Recycled shrimp nets used to remove marine debris

University of Georgia Marine Extension and Georgia Sea Grant have come up with a creative way to clean up the Georgian coast and providing financial support to local commercial shrimpers whose income was limited during the pandemic.
Through Trawl to Trash, funded by the National Sea Grant College Program, commercial shrimpers are recruited to sew upcycled shrimp net bags that can be used to collect marine debris.
Two fishermen work on creating a bag for Trawl to Trash. (Photo courtesy of Marine Extension and Georgia Sea Grant)
“It’s exciting to find a new purpose for these trawls and who better to make the bags than the shrimpers who have spent countless hours fixing their nets ahead of the shrimp season?” said Dodie Sanders, marine educator at Marine Extension and Georgia Sea Grant, and project manager Trawl to Trash.
The shrimpers earn $20 for every bag they sew.
A fisherman, Jonathan Bennett, used the money he earned from the nets to pay the people who worked for him.
“It was extra money, it helped us,” said Bennett, a fifth-generation commercial shrimper from Brunswick who now captains his own boat, the Flying Cloud. Bennett has been fishing shrimp since he was 4 years old. His grandfather taught him how to fix shrimp nets.
“For years I was the only man on the boat who knew how to sew, so I got pretty good at it,” he said. He and his grandfather, who is still a shrimper, joined the Trawl to Trash project during the off season when their boat was being repaired.

(Photo courtesy of Marine Extension and Georgia Sea Grant)
In an effort to produce more bags for outreach efforts, Sanders partnered with the South Carolina Sea Grant Consortium to recruit additional shrimpers into the program.

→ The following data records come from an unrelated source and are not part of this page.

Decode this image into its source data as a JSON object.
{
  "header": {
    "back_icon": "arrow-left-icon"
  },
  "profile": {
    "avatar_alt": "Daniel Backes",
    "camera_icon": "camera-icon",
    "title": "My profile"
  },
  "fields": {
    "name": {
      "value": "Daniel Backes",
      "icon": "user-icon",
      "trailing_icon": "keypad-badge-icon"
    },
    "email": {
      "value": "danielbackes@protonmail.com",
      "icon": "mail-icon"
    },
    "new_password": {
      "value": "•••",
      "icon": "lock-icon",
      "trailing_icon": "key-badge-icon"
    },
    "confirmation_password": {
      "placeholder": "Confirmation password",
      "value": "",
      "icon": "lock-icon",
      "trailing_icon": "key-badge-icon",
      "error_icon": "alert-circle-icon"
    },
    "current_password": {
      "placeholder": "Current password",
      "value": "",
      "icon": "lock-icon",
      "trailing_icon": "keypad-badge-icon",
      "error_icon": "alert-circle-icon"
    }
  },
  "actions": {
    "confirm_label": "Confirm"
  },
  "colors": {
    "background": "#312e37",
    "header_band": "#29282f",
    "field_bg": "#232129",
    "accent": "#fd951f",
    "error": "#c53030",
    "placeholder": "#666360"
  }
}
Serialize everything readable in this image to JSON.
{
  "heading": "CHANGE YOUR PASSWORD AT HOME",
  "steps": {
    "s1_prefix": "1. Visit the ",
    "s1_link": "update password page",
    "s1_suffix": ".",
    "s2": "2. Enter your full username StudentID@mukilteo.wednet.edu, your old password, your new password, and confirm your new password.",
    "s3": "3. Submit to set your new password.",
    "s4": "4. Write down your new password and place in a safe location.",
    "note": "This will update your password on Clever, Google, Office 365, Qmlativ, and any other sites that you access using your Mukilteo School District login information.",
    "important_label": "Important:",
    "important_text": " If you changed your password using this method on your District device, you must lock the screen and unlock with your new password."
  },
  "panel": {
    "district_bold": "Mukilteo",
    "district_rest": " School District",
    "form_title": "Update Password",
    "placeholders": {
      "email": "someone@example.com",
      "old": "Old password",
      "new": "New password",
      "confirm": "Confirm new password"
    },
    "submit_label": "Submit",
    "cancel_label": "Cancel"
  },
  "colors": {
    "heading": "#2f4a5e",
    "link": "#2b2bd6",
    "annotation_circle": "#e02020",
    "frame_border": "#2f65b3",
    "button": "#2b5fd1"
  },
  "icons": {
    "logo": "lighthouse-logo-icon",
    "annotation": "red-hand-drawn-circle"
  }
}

As of January 2022, 15 shrimpers from Georgia and South Carolina had earned a total of $30,700 for 1,535 bags.
“This opportunity came at a good time, as shrimpers bag between the peak of the brown shrimp season and the white shrimp season, when landings and revenues are lower than the rest of the world. year,” said Graham Gaines, living marine resources program specialist at the South Carolina Sea Grant Consortium and project partner.
With more than a thousand bags in hand, Sanders and other educators at UGA’s marine education center and aquarium on Skidaway Island worked to distribute them to the public through programs. educational and community science endeavors.
“We educate and engage ecotourism guides, students, boaters, beachgoers and others who can make a difference in mitigating the impacts of marine debris,” Sanders said.
As part of their outreach efforts, the team has launched a Community Marine Debris Science Program, which engages volunteers to clear marine debris from barrier islands and salt marshes along the Georgian coast while monitoring this which they collect using the Marine Debris Tracker app.
Since April 2021, community scientists involved in the program have carried out more than 25 marine debris cleanups at three sites on the Georgian coast and collected thousands of artifacts.
They also work with ecotourism guides who have been certified by Marine Extension and Georgia Sea Grant’s Coastal Awareness and Responsible Ecotourism program. Guides provide bags for their clients and encourage them to pick up debris while exploring Georgia’s beaches and barrier islands.
This summer, educators will deliver hands-on after-school programs at Boys’ and Girls’ Clubs in Chatham and Glynn Counties, educating the next generation about marine debris and encouraging them to make a difference by using Trawl to Trash bags to clean up their communities. .
“These efforts illustrate and reinforce the importance of building community capacity and encouraging behavior change as a way to support long-term prevention of marine debris,” Sanders said.